Gabr underscored the need for Arab countries to eliminate illiteracy, calling for "unconventional reforms that allow us to leapfrog conventional changes and make up for the lost decades of Arab development."

More information on the gathering and the final communique can be found on the WEF Web site (www.weforum.org).

The participants started talking about the role of religion in society from the opening session, where they were given the findings of a new public opinion poll on religious dimensions of education, unemployment and the rule of law in Arab countries. The poll, by the leading American group Zogby International, asked citizens in six Arab countries across the Middle East for their views on education, business and the importance of Sharia law.
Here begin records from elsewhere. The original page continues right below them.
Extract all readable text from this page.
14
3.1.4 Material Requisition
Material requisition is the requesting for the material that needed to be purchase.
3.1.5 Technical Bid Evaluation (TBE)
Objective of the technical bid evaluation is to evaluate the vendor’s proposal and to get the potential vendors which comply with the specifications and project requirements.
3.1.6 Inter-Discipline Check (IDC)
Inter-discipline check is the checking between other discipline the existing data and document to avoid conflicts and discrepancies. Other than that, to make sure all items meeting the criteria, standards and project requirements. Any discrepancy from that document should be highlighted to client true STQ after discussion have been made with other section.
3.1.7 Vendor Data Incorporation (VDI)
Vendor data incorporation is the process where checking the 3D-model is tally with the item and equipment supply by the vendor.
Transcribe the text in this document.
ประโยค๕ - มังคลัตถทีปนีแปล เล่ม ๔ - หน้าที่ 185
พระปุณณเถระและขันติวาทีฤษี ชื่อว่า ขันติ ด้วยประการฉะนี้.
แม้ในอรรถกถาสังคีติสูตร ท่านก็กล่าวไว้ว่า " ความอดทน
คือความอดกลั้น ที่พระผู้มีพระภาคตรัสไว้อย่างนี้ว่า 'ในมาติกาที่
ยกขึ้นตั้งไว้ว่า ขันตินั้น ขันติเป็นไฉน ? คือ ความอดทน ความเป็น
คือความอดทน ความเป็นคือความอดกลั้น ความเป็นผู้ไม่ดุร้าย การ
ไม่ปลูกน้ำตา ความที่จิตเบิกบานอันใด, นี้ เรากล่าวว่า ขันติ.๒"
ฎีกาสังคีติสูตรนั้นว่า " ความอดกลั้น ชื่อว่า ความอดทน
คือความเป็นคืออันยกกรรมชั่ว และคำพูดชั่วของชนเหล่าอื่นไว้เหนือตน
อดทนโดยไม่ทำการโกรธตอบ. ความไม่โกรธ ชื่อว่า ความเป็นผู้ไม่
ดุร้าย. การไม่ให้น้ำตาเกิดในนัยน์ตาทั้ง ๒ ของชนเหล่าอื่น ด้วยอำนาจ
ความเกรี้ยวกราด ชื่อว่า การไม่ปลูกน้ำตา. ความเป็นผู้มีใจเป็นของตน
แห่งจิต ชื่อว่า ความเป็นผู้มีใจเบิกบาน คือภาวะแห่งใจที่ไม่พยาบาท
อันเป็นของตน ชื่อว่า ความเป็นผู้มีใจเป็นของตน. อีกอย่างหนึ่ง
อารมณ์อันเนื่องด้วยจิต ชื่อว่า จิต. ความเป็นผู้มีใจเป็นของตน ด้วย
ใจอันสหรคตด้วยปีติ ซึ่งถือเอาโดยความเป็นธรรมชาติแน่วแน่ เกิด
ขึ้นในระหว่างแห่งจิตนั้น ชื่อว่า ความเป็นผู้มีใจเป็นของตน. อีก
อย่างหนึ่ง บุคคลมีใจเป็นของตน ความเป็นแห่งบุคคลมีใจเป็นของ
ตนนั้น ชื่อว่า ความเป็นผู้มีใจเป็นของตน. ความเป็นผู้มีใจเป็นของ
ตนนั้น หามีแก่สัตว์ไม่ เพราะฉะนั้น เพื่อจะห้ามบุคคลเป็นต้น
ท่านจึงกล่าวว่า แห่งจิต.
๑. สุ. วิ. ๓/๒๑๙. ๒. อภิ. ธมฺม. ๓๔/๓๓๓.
A majority of citizens polled in Egypt, Jordan, Lebanon, Morocco, Saudi Arabia and the United Arab Emirates (U.A.E.) said Sharia law should be applied to businesses, although they agreed that further interpretation is needed to allow businesses in the Muslim world to integrate into the global economy.

Citizens differed substantially on whether they would trust a popularly elected Islamic government to abide by the rules of a democracy. Asked whether they would trust an elected Islamic government to follow these rules, 72 percent of Saudis and 70 percent of those in the U.A.E. said yes, while just 36 percent of those in Lebanon agreed. Christians in Lebanon were most skeptical - just one in five said they believe an Islamic government would abide by the laws of a democracy.

The WEF's Middle East director, Sherif al-Diwany, said: "Education, rule of law and employment are all key issues for the future development and integration of the Arab world in the global economy."

The survey also found a striking split between various Arab states on the quality of the education systems in their home countries. Egyptians are particularly skeptical that their education system is working. Just 15 percent said they believe their current system prepares young people for successful careers in today's global economy. In Saudi Arabia and the U.A.E., 56 percent of polled residents believe their systems are working properly.

A majority of respondents in most nations, except Lebanon and Jordan, called for applying Islamic Sharia law to business operations. In Lebanon, the majority overwhelmingly rejected this view while, in Jordan, it was the position of a plurality.

Majorities or pluralities in every nation also expressed the opinion that Sharia law requires further interpretation to allow businesses in the Muslim world to integrate into the global economy. This was a majority view in most states, while a 40 percent plurality of Egyptians and a 43 percent plurality of Jordanians also favored further interpretation of Sharia.